L’emergenza del Coronavirus conferma che su molti punti i sovranisti, i nazional conservatori, i critici da destra della globalizzazione e dell’Unione europea hanno visto giusto. L’individuo della società liberal-libertaria è una creature fragile e indifesa e ha bisogno di comunità (nazionale).
Ma attenzione che a trarne vantaggio potrebbero essere coloro che, negli ultimi tempi, sono stati gli alfieri della Unione europea, della globalizzazione, della società individualistica, cioè i progressisti.
Il successo di Joe Biden, uno zombie del peggior blocco di potere clinton-obamiano, contro candidati in diversa misura anti establishment come Warren e soprattutto Sanders, è un segno. Più in piccolo, nel nostro paese, la ripresa, nei sondaggi, del Pd, e soprattutto il calo della Lega (anche se «contrastato» dalla crescita di Fratelli d’Italia) sembrano segnare un rischio: che gli elettori colpiti direttamente o indirettamente dalla epidemia potrebbero alla fine premiare coloro che politicamente hanno contributo a forgiare quello stesso ordine all’origine del virus.
Nel caso statunitense, ad esempio, una gestione insoddisfacente o minimizzatrice, da parte di Trump (che però ora pare ritornato su suoi passi) potrebbe fornire ossigeno a uno sleepy Joe, che, proprio perché figura scialba e dormiente, potrebbe sembrare più rassicurante, in tempi di emergenza, del dinamico Trump.
Quando l’uomo ha paura ha bisogno sì di un capo. Ma di un capo che lo rassicuri, non che crei ulteriore paura o ansia. Ora la comunicazione trumpiana e soprattutto quella dei sovranisti continentali ha sempre giocato sulla paura. Contrariamente a quanto pensano i progressisti o gli esponenti della «destra civile» (che poi non sono che progressisti mascherati, vedi Bloomberg) ritengo che Trump e i sovranisti abbiano fatto benissimo a utilizzare quella corda. Anche perché il sistema globalista di paure, non tutte irrazionali, anzi quasi tutte reali, ne aveva prodotte. E continua a produrne, vedi appunto il Coronavirus.
Ma quando l’uomo ha paura di morire si affida a chi può dargli maggiore certezze. Per questo inevitabilmente, sul breve periodo (che però non sappiamo quanto potrà essere lungo) la crisi mondiale favorirà chi al potere già ci sta. Per questo, e anche per altre ragioni, alla fine penso che Trump vincerà.
Il problema che in Italia al potere c’è il Pd. Dico il Pd perché, pur avendo il 18% della rappresentanza parlamentare, molto meno dei 5 stelle, li ha completamente schiacciati. Dall’inizio della crisi sono totalmente spariti, e quelle volte che alzano la testa (vedi ieri con il ministro Azzolina) i risultati sono comici, prima che disastrosi. Il Pd esprime il presidente del Consiglio, che ormai Zingaretti considera utile idiota del suo campo, una specie di nuovo Prodi. Il Pd esprime il presidente della Repubblica, Il Pd esprime ministri importanti, si pensi a Gualtieri. Del Pd, nella Ue, sono Gentiloni e Sassoli, che contano nulla, ma comunque più di chi sta all’opposizione.
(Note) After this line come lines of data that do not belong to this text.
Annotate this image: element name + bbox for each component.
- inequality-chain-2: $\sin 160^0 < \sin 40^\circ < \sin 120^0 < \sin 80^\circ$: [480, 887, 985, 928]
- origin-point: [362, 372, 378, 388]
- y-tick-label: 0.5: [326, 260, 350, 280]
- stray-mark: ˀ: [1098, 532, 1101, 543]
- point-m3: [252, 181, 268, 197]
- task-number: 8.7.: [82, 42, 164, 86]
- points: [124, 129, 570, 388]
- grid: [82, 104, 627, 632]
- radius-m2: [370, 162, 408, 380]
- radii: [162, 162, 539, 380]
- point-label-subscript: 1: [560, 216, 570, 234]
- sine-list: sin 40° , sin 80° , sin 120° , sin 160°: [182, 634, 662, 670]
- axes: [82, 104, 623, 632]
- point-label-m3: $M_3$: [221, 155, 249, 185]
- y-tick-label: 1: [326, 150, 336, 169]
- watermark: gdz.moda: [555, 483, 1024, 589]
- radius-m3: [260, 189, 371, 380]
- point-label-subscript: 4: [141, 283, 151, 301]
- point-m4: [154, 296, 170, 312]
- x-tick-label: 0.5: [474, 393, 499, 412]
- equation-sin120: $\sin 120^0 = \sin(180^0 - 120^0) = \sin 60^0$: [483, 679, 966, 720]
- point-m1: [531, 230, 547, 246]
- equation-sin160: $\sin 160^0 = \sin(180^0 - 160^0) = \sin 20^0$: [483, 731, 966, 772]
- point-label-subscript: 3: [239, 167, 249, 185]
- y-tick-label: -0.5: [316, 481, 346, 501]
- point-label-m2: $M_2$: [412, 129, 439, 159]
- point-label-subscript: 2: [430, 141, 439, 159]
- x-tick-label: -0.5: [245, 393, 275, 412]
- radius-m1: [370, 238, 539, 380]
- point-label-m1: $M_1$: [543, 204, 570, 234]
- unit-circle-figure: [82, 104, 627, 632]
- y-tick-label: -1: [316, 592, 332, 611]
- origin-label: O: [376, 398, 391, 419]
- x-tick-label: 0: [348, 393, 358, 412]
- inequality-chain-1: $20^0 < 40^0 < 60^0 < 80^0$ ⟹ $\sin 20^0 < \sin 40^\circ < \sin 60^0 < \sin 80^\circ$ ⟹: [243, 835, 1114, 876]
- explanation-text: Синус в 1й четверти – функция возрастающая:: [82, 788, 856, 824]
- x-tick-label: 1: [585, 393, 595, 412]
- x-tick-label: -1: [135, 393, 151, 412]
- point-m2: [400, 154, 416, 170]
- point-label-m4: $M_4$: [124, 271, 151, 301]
Soprattutto il Pd esprime la grande burocrazia, la tecnocrazia, il deep state, cioè quella macchina dello Stato a cui, nelle fasi come questa, tutti guardano e a cui tutti chiedono soccorsi. Alto che federalismo, che anti statalismo, che europeismo: con la crisi Coronavirus è il Leviatano 2.0, come l’ha chiamato Charles Maier, lo Stato nazione che torna padrone, a cui tutto chiediamo protezione.
Ora le chiavi della macchina del Leviatano 2.0 in Italia le detiene solo un partito, il Pd. Un partito non partito, perché assemblaggio di correnti e di tendenze eteroclite, senza alcuna idea di futuro (non avendo idea di passato) un partito che è una accozzaglia di tanti «partiti dello straniero» (quello pro francese, quello pro tedesco, quello americano dem, persino quello cinese). Un partito tenuto assieme solo da una cosa: il potere. Che sa spartirsi e mantenere benissimo.